To enable the core collector, as root, open the /etc/kdump.conf configuration file in a text editor, remove the hash sign (“#”) from the beginning of the #core_collector makedumpfile -c --message-level 1 -d 31 line, and edit the command-line options as described below.
To enable the dump file compression, add the -c parameter. For example:
core_collector makedumpfile -c
To remove both zero and free pages, use the following:
core_collector makedumpfile -d 17 -c
Refer to the man page for makedumpfile for a complete list of available options.
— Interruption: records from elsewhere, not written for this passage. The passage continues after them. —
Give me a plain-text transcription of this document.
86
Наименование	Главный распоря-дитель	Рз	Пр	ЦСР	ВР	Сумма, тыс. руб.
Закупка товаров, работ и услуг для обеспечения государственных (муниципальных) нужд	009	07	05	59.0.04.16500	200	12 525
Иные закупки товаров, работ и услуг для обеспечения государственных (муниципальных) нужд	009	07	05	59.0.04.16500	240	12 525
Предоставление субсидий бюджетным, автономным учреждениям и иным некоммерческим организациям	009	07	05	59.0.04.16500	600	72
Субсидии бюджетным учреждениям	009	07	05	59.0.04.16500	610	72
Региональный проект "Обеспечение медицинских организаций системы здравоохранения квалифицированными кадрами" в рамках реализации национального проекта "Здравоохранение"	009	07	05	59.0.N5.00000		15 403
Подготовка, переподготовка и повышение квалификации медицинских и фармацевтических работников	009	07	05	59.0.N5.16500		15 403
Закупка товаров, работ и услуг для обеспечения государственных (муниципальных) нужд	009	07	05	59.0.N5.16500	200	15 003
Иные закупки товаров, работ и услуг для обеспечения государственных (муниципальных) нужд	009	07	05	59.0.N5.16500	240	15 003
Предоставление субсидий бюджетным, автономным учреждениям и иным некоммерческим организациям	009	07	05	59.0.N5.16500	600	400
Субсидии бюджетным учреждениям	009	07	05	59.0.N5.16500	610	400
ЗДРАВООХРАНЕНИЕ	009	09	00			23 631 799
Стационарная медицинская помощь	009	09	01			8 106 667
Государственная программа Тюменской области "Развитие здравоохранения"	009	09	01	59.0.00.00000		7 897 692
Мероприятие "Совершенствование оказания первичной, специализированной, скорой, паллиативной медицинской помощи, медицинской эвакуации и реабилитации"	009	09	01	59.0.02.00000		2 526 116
Changing the Default Action
By default, when kdump fails to create a core dump, the root file system is mounted and /sbin/init is run. To change this behavior, as root, open the /etc/kdump.conf configuration file in a text editor, remove the hash sign (“#”) from the beginning of the #default shell line, and replace the value with a desired action as described below:
|reboot||Reboot the system, losing the core in the process.|
|halt||Halt the system.|
|poweroff||Power off the system.|
|shell||Run the msh session from within the initramfs, allowing a user to record the core manually.|
Enabling the Service
To start the kdump daemon at boot time, type the following at a shell prompt as root:
# chkconfig kdump on
This will enable the service for runlevels 2, 3, 4, and 5. Similarly, typing "chkconfig kdump off" will disable it for all runlevels. To start the service in the current session, use the following command as root:
# service kdump start
Testing the Configuration
The commands below will cause the kernel to crash. Use caution when following these steps, and by no means use them on a production machine. To test the configuration, reboot the system with kdump enabled, and make sure that the service is running:
# service kdump status Kdump is operational
Then type the following commands at a shell prompt:
# echo 1 > /proc/sys/kernel/sysrq # echo c > /proc/sysrq-trigger
This will force the Linux kernel to crash, and the address-YYYY-MM-DD-HH:MM:SS/vmcore file will be copied to the location you have selected in the configuration (that is, to /var/crash/ by default).